「その・・・お前あいつとキスしたのか?」
彼は少し悲しげな表情を見せる。
なんで恭ちゃんがそんな顔するの・・・。
少し心が痛くなった・・・。
まただ・・・また痛い。
「だから?いいじゃん彼氏なんだから。」
でもこんな事で彼の心になんか触れられない。
そう考えると何故か冷たい態度をとってしまう。
「確かにそうかもしれないけど。でも・・・それだけじゃない!!お前俺の事会うたびに避けて・・・。」
「避けてないよ・・・。誰だって都合悪い時あるじゃん。
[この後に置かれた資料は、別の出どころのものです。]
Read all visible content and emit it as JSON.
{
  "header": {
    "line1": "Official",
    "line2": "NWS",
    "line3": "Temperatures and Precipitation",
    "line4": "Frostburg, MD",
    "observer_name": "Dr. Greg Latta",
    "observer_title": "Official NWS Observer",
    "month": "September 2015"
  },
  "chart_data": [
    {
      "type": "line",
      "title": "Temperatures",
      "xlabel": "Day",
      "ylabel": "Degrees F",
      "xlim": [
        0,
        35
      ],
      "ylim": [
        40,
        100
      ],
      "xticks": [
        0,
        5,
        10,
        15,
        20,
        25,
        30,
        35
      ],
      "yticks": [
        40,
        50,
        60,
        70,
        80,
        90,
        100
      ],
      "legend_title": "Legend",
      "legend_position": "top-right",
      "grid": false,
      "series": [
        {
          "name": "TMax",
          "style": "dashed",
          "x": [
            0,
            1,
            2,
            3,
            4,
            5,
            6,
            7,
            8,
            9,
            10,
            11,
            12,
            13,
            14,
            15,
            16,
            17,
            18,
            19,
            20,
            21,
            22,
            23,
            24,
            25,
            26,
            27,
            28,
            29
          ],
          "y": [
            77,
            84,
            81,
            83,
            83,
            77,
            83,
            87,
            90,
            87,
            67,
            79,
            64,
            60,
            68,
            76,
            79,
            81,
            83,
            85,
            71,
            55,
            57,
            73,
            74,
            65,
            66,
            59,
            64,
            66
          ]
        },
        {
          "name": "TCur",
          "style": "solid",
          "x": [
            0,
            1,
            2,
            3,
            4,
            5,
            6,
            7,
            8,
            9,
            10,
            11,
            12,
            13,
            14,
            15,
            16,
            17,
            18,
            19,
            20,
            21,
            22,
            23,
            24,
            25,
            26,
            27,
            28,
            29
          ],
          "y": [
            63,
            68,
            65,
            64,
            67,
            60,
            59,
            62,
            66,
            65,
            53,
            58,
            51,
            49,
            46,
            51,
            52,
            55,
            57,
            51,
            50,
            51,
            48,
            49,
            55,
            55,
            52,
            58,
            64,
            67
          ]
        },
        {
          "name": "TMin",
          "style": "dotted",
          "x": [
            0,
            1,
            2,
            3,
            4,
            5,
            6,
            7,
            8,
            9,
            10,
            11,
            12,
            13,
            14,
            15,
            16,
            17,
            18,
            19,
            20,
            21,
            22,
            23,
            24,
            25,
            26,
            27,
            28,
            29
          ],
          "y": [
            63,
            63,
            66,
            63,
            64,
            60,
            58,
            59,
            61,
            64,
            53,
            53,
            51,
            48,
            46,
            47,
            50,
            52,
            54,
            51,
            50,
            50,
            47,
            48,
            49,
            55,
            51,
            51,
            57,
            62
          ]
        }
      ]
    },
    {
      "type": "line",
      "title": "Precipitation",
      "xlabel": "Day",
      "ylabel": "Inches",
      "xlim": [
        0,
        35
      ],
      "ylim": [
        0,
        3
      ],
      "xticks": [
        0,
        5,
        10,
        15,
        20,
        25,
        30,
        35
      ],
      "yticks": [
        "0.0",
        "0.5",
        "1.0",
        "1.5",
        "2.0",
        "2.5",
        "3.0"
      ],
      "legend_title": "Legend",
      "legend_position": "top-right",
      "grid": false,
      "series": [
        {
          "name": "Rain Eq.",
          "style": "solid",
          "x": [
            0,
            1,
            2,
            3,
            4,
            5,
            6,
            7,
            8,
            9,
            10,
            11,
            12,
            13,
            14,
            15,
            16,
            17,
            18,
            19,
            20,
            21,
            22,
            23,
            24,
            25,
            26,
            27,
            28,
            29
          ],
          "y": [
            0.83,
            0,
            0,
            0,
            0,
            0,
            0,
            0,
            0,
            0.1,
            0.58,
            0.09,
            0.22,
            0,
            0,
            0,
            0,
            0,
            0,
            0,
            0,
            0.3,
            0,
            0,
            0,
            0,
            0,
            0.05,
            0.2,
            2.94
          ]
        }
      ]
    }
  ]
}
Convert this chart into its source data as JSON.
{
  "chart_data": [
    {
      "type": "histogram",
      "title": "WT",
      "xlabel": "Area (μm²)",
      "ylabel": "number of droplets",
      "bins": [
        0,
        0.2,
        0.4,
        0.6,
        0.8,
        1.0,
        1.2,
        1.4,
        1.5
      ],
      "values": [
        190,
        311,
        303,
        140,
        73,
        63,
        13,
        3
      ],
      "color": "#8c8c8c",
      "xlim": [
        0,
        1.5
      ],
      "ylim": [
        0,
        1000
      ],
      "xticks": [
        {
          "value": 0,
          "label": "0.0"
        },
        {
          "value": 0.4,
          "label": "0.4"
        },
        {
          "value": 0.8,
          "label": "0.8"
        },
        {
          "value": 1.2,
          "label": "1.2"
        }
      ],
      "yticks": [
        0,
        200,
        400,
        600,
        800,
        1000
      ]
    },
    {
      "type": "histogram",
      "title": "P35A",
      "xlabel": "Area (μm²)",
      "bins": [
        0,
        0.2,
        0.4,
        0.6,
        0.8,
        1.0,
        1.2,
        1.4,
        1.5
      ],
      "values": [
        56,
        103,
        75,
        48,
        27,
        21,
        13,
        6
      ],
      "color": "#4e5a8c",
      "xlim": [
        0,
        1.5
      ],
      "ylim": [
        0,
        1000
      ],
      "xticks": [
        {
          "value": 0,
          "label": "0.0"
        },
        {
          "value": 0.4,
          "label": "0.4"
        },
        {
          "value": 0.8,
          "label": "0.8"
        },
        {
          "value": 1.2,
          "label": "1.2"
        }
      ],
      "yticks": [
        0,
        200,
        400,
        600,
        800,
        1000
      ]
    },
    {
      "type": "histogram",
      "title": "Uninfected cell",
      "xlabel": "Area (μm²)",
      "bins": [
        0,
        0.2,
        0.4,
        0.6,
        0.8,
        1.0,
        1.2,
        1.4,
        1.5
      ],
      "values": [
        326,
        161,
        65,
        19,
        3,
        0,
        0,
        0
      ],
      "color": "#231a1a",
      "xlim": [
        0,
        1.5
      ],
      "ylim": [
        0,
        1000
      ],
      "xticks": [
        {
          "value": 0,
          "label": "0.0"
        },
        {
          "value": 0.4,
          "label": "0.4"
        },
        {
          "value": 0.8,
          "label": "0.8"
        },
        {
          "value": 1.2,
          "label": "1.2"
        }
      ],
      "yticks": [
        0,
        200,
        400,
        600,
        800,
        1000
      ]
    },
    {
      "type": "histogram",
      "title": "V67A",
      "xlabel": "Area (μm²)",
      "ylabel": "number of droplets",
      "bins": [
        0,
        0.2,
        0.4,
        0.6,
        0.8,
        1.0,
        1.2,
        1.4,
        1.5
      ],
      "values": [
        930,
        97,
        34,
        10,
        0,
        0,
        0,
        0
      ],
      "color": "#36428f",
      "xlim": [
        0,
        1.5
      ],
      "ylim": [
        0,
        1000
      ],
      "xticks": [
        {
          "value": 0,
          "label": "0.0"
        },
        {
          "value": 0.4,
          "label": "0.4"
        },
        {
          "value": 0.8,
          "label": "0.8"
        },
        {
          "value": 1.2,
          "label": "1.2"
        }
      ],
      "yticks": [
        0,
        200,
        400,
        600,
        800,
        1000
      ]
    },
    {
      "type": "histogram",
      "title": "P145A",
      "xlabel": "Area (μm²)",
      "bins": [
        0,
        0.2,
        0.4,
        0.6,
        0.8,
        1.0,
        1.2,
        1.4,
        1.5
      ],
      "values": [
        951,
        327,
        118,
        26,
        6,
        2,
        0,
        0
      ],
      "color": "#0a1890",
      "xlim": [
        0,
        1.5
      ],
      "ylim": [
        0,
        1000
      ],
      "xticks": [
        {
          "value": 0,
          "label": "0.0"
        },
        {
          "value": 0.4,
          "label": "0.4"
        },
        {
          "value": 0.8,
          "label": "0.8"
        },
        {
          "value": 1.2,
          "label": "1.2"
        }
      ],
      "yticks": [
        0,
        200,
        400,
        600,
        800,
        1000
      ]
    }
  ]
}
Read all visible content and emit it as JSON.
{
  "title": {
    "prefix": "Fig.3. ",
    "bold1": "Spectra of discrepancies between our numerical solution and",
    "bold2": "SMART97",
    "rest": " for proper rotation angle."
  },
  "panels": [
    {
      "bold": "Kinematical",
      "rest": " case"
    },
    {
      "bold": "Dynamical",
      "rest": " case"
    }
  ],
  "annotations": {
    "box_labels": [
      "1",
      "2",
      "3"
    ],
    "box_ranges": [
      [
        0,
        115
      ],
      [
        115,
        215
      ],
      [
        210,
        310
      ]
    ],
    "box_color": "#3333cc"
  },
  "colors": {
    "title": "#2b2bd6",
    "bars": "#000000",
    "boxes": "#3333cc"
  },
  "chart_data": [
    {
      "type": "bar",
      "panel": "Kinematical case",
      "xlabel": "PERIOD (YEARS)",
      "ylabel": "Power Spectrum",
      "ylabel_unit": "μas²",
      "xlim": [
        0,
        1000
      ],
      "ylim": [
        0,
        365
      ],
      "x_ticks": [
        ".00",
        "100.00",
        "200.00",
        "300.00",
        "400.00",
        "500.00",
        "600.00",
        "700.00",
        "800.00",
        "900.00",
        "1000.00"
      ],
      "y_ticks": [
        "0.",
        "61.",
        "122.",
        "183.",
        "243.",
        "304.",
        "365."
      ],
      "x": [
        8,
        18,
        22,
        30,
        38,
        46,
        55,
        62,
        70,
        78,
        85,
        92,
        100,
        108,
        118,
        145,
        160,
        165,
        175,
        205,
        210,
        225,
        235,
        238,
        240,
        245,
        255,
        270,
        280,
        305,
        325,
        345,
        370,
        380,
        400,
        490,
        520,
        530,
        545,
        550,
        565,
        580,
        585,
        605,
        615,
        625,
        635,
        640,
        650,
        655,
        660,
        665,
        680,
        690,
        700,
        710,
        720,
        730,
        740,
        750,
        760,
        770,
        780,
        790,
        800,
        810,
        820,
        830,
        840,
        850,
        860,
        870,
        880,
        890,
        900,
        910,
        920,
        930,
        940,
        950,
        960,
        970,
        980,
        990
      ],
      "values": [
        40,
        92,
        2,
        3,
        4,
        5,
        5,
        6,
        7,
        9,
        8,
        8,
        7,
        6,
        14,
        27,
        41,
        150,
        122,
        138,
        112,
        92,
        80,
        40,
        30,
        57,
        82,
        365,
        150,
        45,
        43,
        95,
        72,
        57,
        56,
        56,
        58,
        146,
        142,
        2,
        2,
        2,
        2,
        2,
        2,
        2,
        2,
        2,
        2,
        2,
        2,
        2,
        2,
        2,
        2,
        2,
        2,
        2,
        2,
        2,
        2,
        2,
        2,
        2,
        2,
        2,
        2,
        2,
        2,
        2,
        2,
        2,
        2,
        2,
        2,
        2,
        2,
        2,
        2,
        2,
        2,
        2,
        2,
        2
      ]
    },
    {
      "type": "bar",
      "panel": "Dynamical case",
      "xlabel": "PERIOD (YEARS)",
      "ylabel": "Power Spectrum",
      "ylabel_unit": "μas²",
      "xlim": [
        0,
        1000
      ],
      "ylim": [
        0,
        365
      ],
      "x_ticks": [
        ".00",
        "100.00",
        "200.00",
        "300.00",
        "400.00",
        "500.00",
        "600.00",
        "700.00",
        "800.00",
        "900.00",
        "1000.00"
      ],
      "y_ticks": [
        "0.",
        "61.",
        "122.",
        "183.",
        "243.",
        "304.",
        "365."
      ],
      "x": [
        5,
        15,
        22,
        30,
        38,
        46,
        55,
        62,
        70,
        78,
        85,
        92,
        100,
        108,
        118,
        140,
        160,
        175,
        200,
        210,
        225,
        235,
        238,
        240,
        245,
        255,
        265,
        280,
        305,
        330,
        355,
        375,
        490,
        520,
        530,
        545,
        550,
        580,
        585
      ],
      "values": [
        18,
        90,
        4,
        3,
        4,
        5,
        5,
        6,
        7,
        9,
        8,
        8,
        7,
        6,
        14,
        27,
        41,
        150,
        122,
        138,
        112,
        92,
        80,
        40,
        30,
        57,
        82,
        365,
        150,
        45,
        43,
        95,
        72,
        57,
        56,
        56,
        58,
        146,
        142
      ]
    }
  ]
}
たまたま被っただけでしょ?」
嘘・・・避けてる。
彼もそれを知ってる・・・そんなの分かってる。
「ねぇ・・・俺嫌だよ。お前とこのまま気まずい関係じゃやだ・・・お前と幼馴染のままじゃ・・・嫌だ!!」
え・・・。
幼馴染のままじゃ嫌って・・・。
「恭ちゃん・・・それなら答えたよね?あたしには俊ちゃんがいる・・・だからっ。」
そういいかけたとき私は抱きしめられた。
ギュ・・・。
全然優しくない・・・むしろ痛かった。
でもそれは私をどこにも行かせたくない・・・そんな抱きしめ方。
「放してよ・・・。」
「嫌だ。」
「放してってば!!」
「嫌だ!!」
・・・・。
やめてよ・・・やだよ。
あたしだって嫌だよ・・・もう遅いよ。
「だって・・・放したらいなくなる。」
「恭ちゃん・・・・。」
でも・・・恭ちゃんは駄目。
彼にはいる・・・七深さんが・・・。
私より七深さんの方を取ったのは彼でしょ?
ふと・・・彼と屋上でダンスをしたこことを思い出す。
あのときは・・・本当に嬉しくて楽しくて・・・。
なのに・・・彼は私よりも彼女を選んだ。
「・・・駄目。恭ちゃんは私なんかより七深さんと付き合うべきだよ!!!」
そういって無理やり彼を・・・・放した。
「え・・・・どうゆう意味?」
「そうゆう意味・・。もう、あたしに近づかないで・・・やめようこの関係。」
「え・・・やめるって・・・。」
「幼馴染だよ・・・あたしたち赤の他人でいいよ。」
そう・・・こんな特別な関係だったから私は彼に近づく。
彼も私に近づく・・・ならそんな関係ならいらない。
「なんでだよ・・・。」
「なんでもだよ・・・これで最後。さよなら・・・。」
最後に彼を見て微笑む私。
でも彼は私を見ても悲しい表情しかしない。